Whilst hotels in Europe recorded an eleventh consecutive month of profit growth, the year-on-year increase this month was more measured, at just 0.7%, to €50.04. This was equivalent to a profit conversion of 31.4% of total revenue.
Despite the much lower year-on-year increase in profit this month, at €37.37 per available room, GOPPAR levels for Q1 2018 were a hearty 6.8% above the same period in 2017.
In line with the decline in Non-Rooms Revenues at hotels across Europe, properties in Rome recorded a significant decrease in Food & Beverage (-16.2%) and Conference & Banqueting (-23.1%) revenue on a per available room basis.
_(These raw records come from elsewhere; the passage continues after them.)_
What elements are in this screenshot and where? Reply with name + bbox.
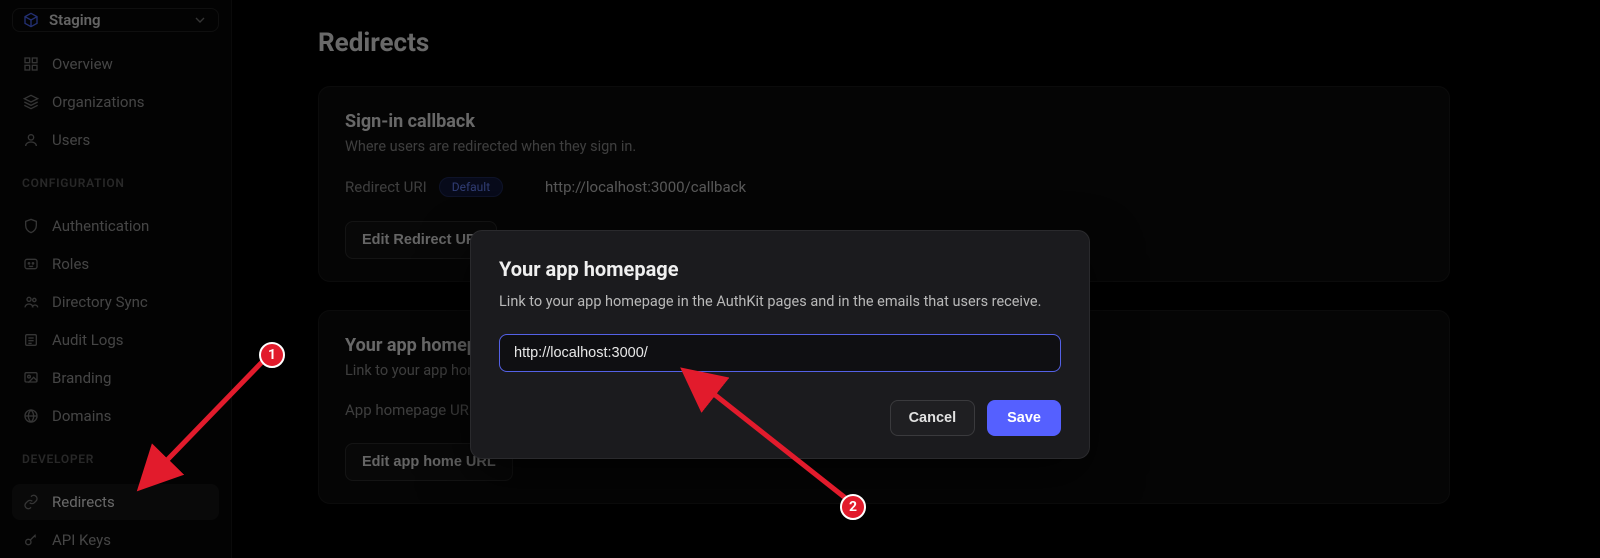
cancel-button[interactable]: Cancel <box>890 400 976 436</box>
modal-actions: Cancel Save <box>499 400 1061 436</box>
modal-desc: Link to your app homepage in the AuthKit… <box>499 291 1061 312</box>
modal-title: Your app homepage <box>499 257 1061 281</box>
app-root: Staging Overview Organizations Users CON… <box>0 0 1600 558</box>
app-homepage-modal: Your app homepage Link to your app homep… <box>470 230 1090 459</box>
save-button[interactable]: Save <box>987 400 1061 436</box>
homepage-url-input[interactable] <box>499 334 1061 372</box>
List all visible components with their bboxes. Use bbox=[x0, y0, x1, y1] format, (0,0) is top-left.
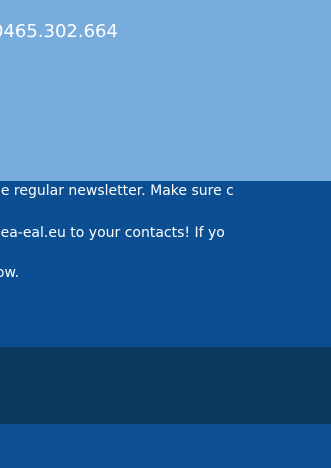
phone-number: 0465.302.664 bbox=[0, 21, 118, 42]
newsletter-section: he regular newsletter. Make sure c aea-e… bbox=[0, 181, 331, 347]
dark-footer-band bbox=[0, 347, 331, 424]
contact-section: 0465.302.664 bbox=[0, 0, 331, 181]
newsletter-line-1: he regular newsletter. Make sure c bbox=[0, 183, 234, 199]
newsletter-line-3: low. bbox=[0, 265, 20, 281]
newsletter-line-2: aea-eal.eu to your contacts! If yo bbox=[0, 225, 225, 241]
bottom-blue-band bbox=[0, 424, 331, 468]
This decline was further exacerbated by a considerable drop in Rooms Revenue at hotels in the Italian capital, which fell by 9.8% year-on-year, to €129.43.
Profit & Loss Key Performance Indicators – Rome (in EUR)
March 2018 v March 2017
RevPAR: -9.8% to €129.43
TrevPAR: -12.1% to €203.92
Payroll: +11.8 pts to 49.2%
GOPPAR: -37.5% to €27.80
Although hotels in Rome recorded a 2.8% year-on-year increase in achieved average room rate in March, to €210.52, it was entirely wiped out by an 8.6-percentage point decrease in room occupancy, to 61.5%, as the city’s hoteliers wrestle with falling volume across all market segments.
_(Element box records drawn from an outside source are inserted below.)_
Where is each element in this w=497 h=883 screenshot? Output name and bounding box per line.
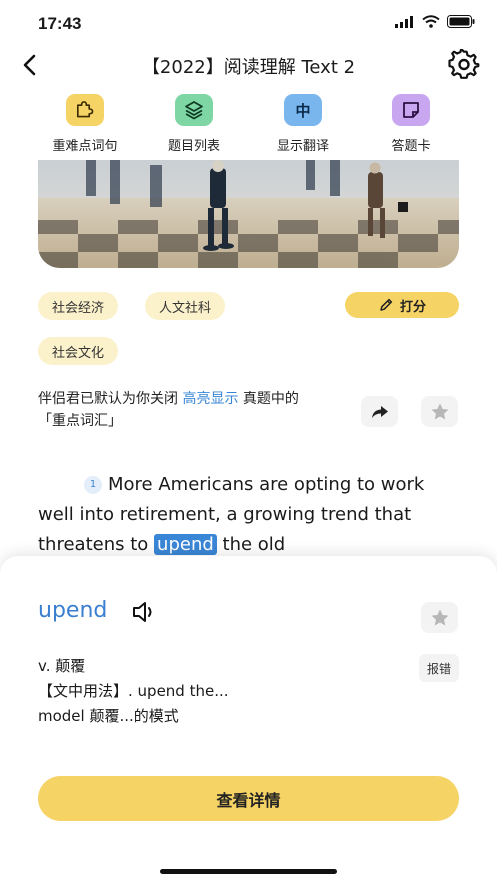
status-time: 17:43	[38, 14, 82, 33]
usage-line: model 颠覆...的模式	[38, 707, 179, 725]
status-icons	[395, 15, 475, 28]
grade-button[interactable]: 打分	[345, 292, 459, 318]
signal-icon	[395, 15, 413, 28]
tool-label: 重难点词句	[52, 139, 118, 154]
report-error-button[interactable]: 报错	[419, 654, 459, 682]
speaker-icon[interactable]	[131, 600, 159, 624]
tool-show-translation[interactable]: 中 显示翻译	[253, 94, 353, 154]
star-icon	[431, 609, 448, 626]
paragraph-number: 1	[84, 476, 102, 494]
favorite-word-button[interactable]	[421, 602, 458, 633]
usage-line: 【文中用法】. upend the...	[38, 682, 229, 700]
pencil-icon	[380, 298, 393, 311]
word-definition-sheet: upend v. 颠覆 【文中用法】. upend the... model 颠…	[0, 556, 497, 883]
tool-label: 题目列表	[167, 139, 220, 154]
chevron-left-icon	[23, 54, 36, 76]
article-text: the old	[222, 534, 286, 555]
tag-chip[interactable]: 社会经济	[38, 292, 119, 320]
status-bar: 17:43	[0, 0, 497, 44]
gear-icon	[448, 49, 480, 79]
tag-chip[interactable]: 人文社科	[145, 292, 226, 320]
tool-question-list[interactable]: 题目列表	[144, 94, 244, 154]
wifi-icon	[422, 15, 440, 28]
tool-label: 答题卡	[391, 139, 431, 154]
battery-icon	[447, 15, 475, 28]
tag-chip[interactable]: 社会文化	[38, 337, 119, 365]
highlight-notice: 伴侣君已默认为你关闭 高亮显示 真题中的「重点词汇」	[38, 388, 313, 432]
translate-icon: 中	[284, 94, 322, 126]
tool-answer-card[interactable]: 答题卡	[361, 94, 461, 154]
layers-icon	[175, 94, 213, 126]
puzzle-icon	[66, 94, 104, 126]
definition-text: v. 颠覆 【文中用法】. upend the... model 颠覆...的模…	[38, 654, 378, 729]
view-details-button[interactable]: 查看详情	[38, 776, 459, 821]
page-title: 【2022】阅读理解 Text 2	[141, 57, 356, 78]
selected-word[interactable]: upend	[154, 534, 217, 555]
home-indicator	[160, 869, 337, 874]
highlight-toggle-link[interactable]: 高亮显示	[182, 391, 238, 407]
notice-prefix: 伴侣君已默认为你关闭	[38, 391, 178, 407]
share-button[interactable]	[361, 396, 398, 427]
article-cover-image	[38, 160, 459, 268]
grade-label: 打分	[399, 299, 426, 315]
nav-bar: 【2022】阅读理解 Text 2	[0, 44, 497, 88]
article-paragraph: 1 More Americans are opting to work well …	[38, 470, 459, 560]
part-of-speech-meaning: v. 颠覆	[38, 657, 86, 675]
toolbar: 重难点词句 题目列表 中 显示翻译 答题卡	[0, 94, 497, 156]
star-icon	[431, 403, 448, 420]
tool-label: 显示翻译	[276, 139, 329, 154]
share-arrow-icon	[371, 405, 388, 418]
favorite-button[interactable]	[421, 396, 458, 427]
definition-word: upend	[38, 598, 108, 623]
tool-key-sentences[interactable]: 重难点词句	[35, 94, 135, 154]
back-button[interactable]	[14, 50, 44, 80]
note-icon	[392, 94, 430, 126]
settings-button[interactable]	[447, 48, 481, 82]
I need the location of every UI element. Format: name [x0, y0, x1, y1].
The decline this month continued the trend for Q1 2018, which has seen RevPAR at hotels in the Italian capital drop by 2.3% year-on-year due to a 5.8-percentage point decrease in room occupancy, to 54.5%.
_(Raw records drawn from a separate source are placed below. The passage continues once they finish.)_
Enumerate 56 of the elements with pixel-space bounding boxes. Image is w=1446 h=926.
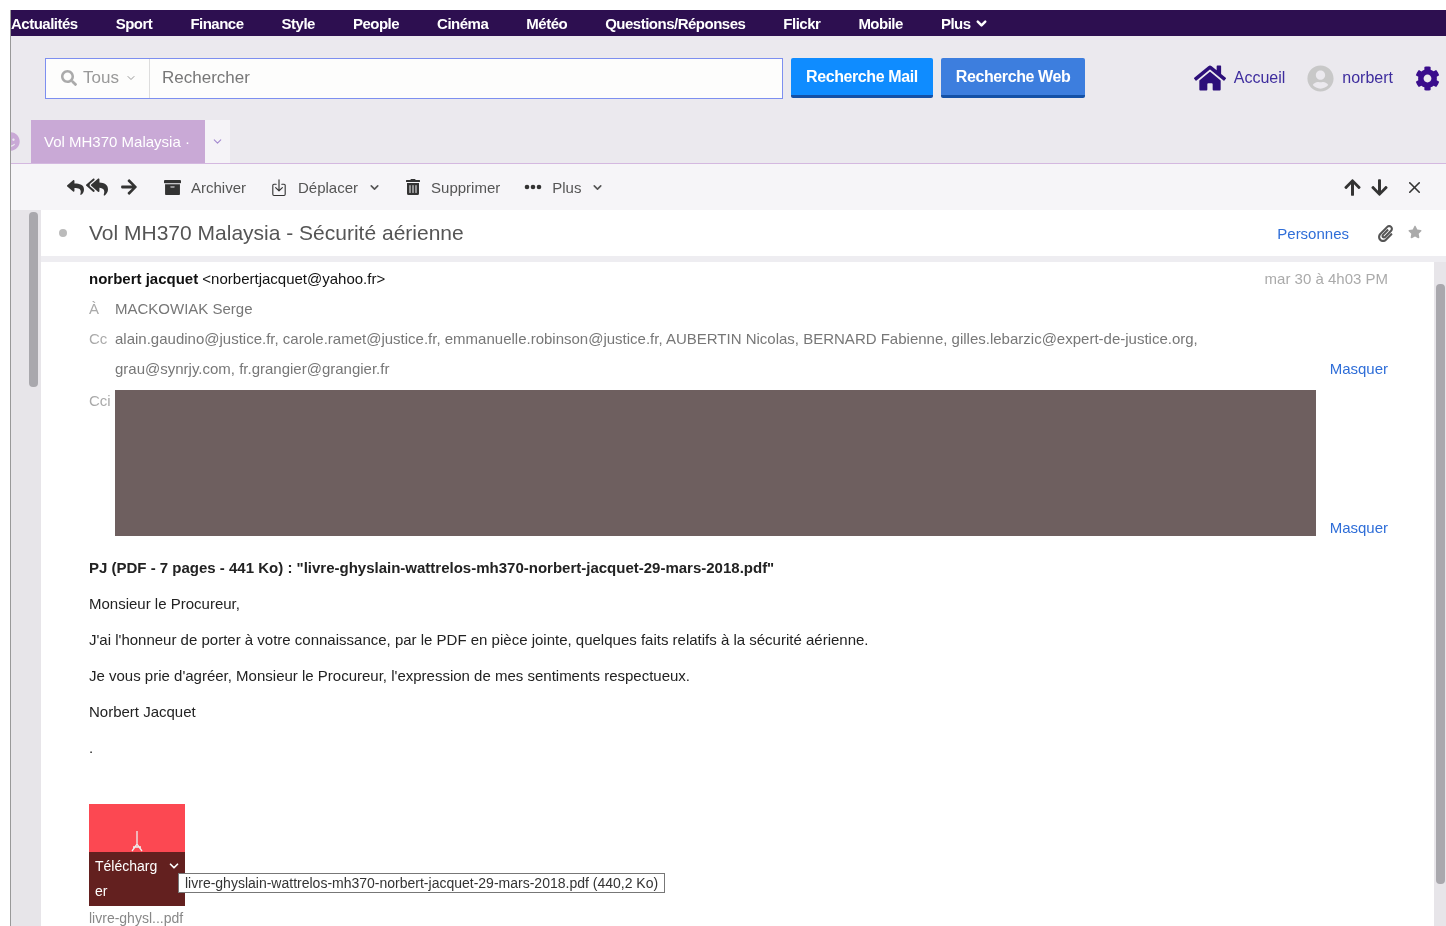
body-paragraph: Monsieur le Procureur,	[89, 594, 241, 614]
body-paragraph: PJ (PDF - 7 pages - 441 Ko) : "livre-ghyslain-wattrelos-mh370-norbert-jacquet-29-mars-2018.pdf"	[89, 558, 776, 578]
body-paragraph: J'ai l'honneur de porter à votre connaissance, par le PDF en pièce jointe, quelques faits relatifs à la sécurité aérienne.	[89, 630, 870, 650]
nav-link[interactable]: Sport	[115, 14, 153, 32]
recipient: MACKOWIAK Serge	[115, 300, 253, 317]
arrow-up-icon[interactable]	[1343, 177, 1362, 197]
search-icon	[61, 70, 77, 86]
hide-link[interactable]: Masquer	[1329, 360, 1388, 377]
nav-link[interactable]: Actualités	[11, 14, 78, 32]
attachment-filename: livre-ghysl...pdf	[89, 910, 185, 926]
avatar-icon	[1307, 64, 1335, 92]
toolbar-button[interactable]: Archiver	[164, 178, 246, 196]
to-label: À	[89, 300, 100, 317]
message-subject: Vol MH370 Malaysia - Sécurité aérienne	[89, 221, 464, 245]
nav-link[interactable]: Questions/Réponses	[605, 14, 746, 32]
message-date: mar 30 à 4h03 PM	[1264, 270, 1388, 287]
nav-link[interactable]: Style	[281, 14, 315, 32]
scrollbar-thumb[interactable]	[29, 212, 38, 387]
settings-icon[interactable]	[1415, 65, 1440, 91]
search-button[interactable]: Recherche Web	[940, 58, 1086, 98]
body-paragraph: Norbert Jacquet	[89, 702, 197, 722]
nav-link[interactable]: Flickr	[783, 14, 821, 32]
nav-more-link[interactable]: Plus	[940, 14, 989, 32]
download-button[interactable]: Télécharger	[89, 852, 185, 906]
nav-link[interactable]: Météo	[526, 14, 568, 32]
reply-all-icon[interactable]	[86, 176, 108, 198]
tooltip: livre-ghyslain-wattrelos-mh370-norbert-jacquet-29-mars-2018.pdf (440,2 Ko)	[178, 873, 666, 893]
arrow-down-icon[interactable]	[1370, 177, 1389, 197]
pdf-icon	[130, 830, 144, 852]
body-paragraph: .	[89, 738, 95, 758]
unread-dot	[59, 229, 67, 237]
cc-recipients: grau@synrjy.com, fr.grangier@grangier.fr	[115, 360, 390, 377]
box-arrow-icon	[270, 178, 288, 196]
home-link[interactable]: Accueil	[1193, 62, 1286, 94]
contacts-link[interactable]: Personnes	[1277, 224, 1349, 242]
archive-icon	[164, 178, 181, 196]
cc-recipients: alain.gaudino@justice.fr, carole.ramet@justice.fr, emmanuelle.robinson@justice.fr, AUBERTIN Nicolas, BERNARD Fabienne, gilles.lebarzic@expert-de-justice.org,	[115, 330, 1198, 347]
forward-icon[interactable]	[120, 178, 138, 196]
scrollbar-thumb[interactable]	[1435, 284, 1445, 884]
sender: norbert jacquet <norbertjacquet@yahoo.fr>	[89, 270, 386, 287]
dots-icon	[524, 184, 543, 190]
toolbar-button[interactable]: Déplacer	[270, 178, 382, 196]
cc-label: Cc	[89, 330, 107, 347]
reply-icon[interactable]	[67, 178, 84, 196]
toolbar-button[interactable]: Plus	[524, 178, 605, 196]
trash-icon	[405, 179, 422, 195]
paperclip-icon	[1377, 224, 1394, 242]
body-paragraph: Je vous prie d'agréer, Monsieur le Procureur, l'expression de mes sentiments respectueux.	[89, 666, 692, 686]
hide-link[interactable]: Masquer	[1329, 519, 1388, 536]
nav-link[interactable]: Cinéma	[437, 14, 489, 32]
nav-link[interactable]: Mobile	[858, 14, 903, 32]
toolbar-button[interactable]: Supprimer	[405, 178, 501, 196]
nav-link[interactable]: People	[352, 14, 400, 32]
star-icon[interactable]	[1408, 224, 1422, 239]
nav-link[interactable]: Finance	[190, 14, 244, 32]
user-link[interactable]: norbert	[1307, 64, 1393, 92]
As a result of the movement across all revenue departments, TrevPAR at hotels in Rome fell by 12.1% in March, to €203.92.
An 11.8-percentage point year-on-year increase in Payroll, to 49.2% of total revenue, heaped further pressure on to hoteliers in Rome and contributed to the 37.5% decline in GOPPAR in March, to €27.80. This is equivalent to a profit conversion of a lowly 13.6%.
“Whilst hotels in Rome have never been the most profitable in Europe due to high labour costs, this has been a particularly poor start to the year, with profit conversion recorded at just 6% of total revenue in Q1 2018.
And although the first three months of the year are traditionally the quietest for hotels in the Italian capital, all eyes will be on the performance next month, which could set alarm bells ringing for owner and operators if it is another month of decline in volume, particularly in the leisure segment,” said Pablo Alonso, CEO of HotStats.